RDC : la pornographie, nouvelle arme de Kinshasa contre le M23?

La rébellion du M23 a accusé le gouvernement de brouiller sa radio Dignité FM en utilisant des émissions pornographiques pour les discréditer aux yeux de la population.

Kinshasa utiliserait désormais la pornographie pour combattre les rebelles du M23 qui sévissent dans l’est de la République démocratique du Congo (RDC). En tous cas, ces derniers ont accusé le gouvernement de brouiller leur radio Dignité Fm avec des émissions à caractère pornographique pour les discréditer aux yeux de la population. « Ces émissions à caractère purement éducatif et formatif sont brouillées par des films pornographiques », a écrit dans un communiqué Amani Kabasha, chef de la communication du groupe armé. Ce dernier est même allé plus loin, affirmant, que des « techniciens à la solde des autorités gouvernementales diffusent ces émissions dans le vain espoir que la population de Goma croira que c’est le M23 qui leur sert ces recettes ordurières ».

Goma en jeu

Déjà mardi dernier le M23, en conflit avec le pouvoir, avait annoncé qu’il testait une radio pour combattre la « désinformation. Certains sont en train d’appeler notre peuple à soutenir la guerre, à prendre les armes les uns contre les autres, mais nous voulons soutenir les négociations » de Kampala toujours au point mort. La riposte du gouvernement contre ces allégations ne s’est pas faite attendre. Le porte-parole du gouvernement, Lambert Mende, a démenti ces accusations, affirmant à l’AFP que « le gouvernement ne peut pas émettre de programmes pornographiques ».

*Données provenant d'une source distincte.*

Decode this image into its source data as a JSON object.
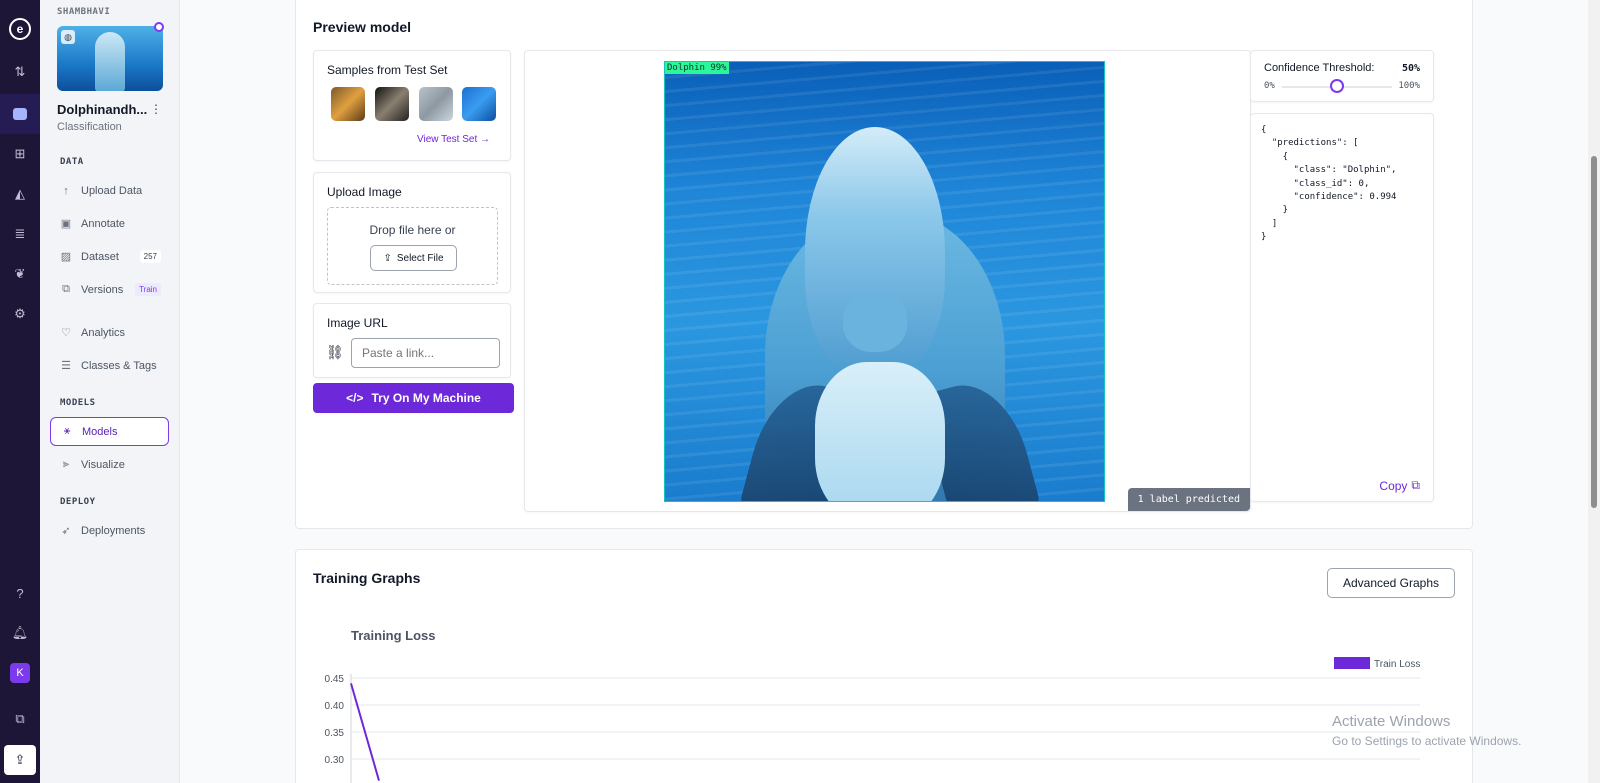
{
  "rail": {
    "items": [
      "logo",
      "swap-icon",
      "inbox-icon",
      "diagram-icon",
      "chart-icon",
      "layers-icon",
      "leaf-icon",
      "gear-icon"
    ],
    "avatar": "K"
  },
  "sidebar": {
    "workspace": "SHAMBHAVI",
    "project_name": "Dolphinandh...",
    "project_type": "Classification",
    "sections": {
      "data": "DATA",
      "models": "MODELS",
      "deploy": "DEPLOY"
    },
    "items": {
      "upload": "Upload Data",
      "annotate": "Annotate",
      "dataset": "Dataset",
      "dataset_count": "257",
      "versions": "Versions",
      "versions_badge": "Train",
      "analytics": "Analytics",
      "classes": "Classes & Tags",
      "models": "Models",
      "visualize": "Visualize",
      "deployments": "Deployments"
    }
  },
  "preview": {
    "title": "Preview model",
    "samples_title": "Samples from Test Set",
    "view_test_set": "View Test Set →",
    "upload_title": "Upload Image",
    "drop_text": "Drop file here or",
    "select_file": "Select File",
    "url_title": "Image URL",
    "url_placeholder": "Paste a link...",
    "try_button": "Try On My Machine",
    "detection_label": "Dolphin 99%",
    "labels_predicted": "1 label predicted",
    "threshold": {
      "title": "Confidence Threshold:",
      "value": "50%",
      "value_fraction": 0.5,
      "min": "0%",
      "max": "100%"
    },
    "json_output": "{\n  \"predictions\": [\n    {\n      \"class\": \"Dolphin\",\n      \"class_id\": 0,\n      \"confidence\": 0.994\n    }\n  ]\n}",
    "copy": "Copy"
  },
  "graphs": {
    "title": "Training Graphs",
    "advanced_button": "Advanced Graphs",
    "chart_title": "Training Loss"
  },
  "chart_data": {
    "type": "line",
    "title": "Training Loss",
    "legend": "Train Loss",
    "legend_position": "top-right",
    "yticks": [
      "0.45",
      "0.40",
      "0.35",
      "0.30"
    ],
    "visible_ylim": [
      0.3,
      0.45
    ],
    "series": [
      {
        "name": "Train Loss",
        "color": "#6d28d9",
        "points": [
          [
            0,
            0.44
          ],
          [
            1,
            0.26
          ]
        ]
      }
    ]
  },
  "watermark": {
    "line1": "Activate Windows",
    "line2": "Go to Settings to activate Windows."
  },
  "colors": {
    "accent": "#6d28d9",
    "rail_bg": "#1e1636",
    "detection_box": "#16c2c2",
    "detection_label_bg": "#2cf59a"
  }
}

Même si une trêve est constatée depuis deux semaines, la tension est toujours vive entre les forces de l’armée congolaise et la rébellion du M23 qui ont repris les combats le 14 juillet dernier. De violents affrontements qui ont fait plus de 200 morts. La rébellion a menacé de reprendre Goma, capitale stratégique de la province du nord-Kivu, arguant que le gouvernement n’avait pas respecté ses engagements, faisant référence au contrat établi par les Etats de la région.

A l’origine des exactions commises régulièrement par la rébellion, le Rwanda. Selon l’Onu et des ONG il lui fournirait des armes et munitions. Allégations bien sûr que Kigali a toujours réfutées, alors que des ONG et des experts des Nations-Unies qui ont travaillé sur la question affirment détenir des preuves.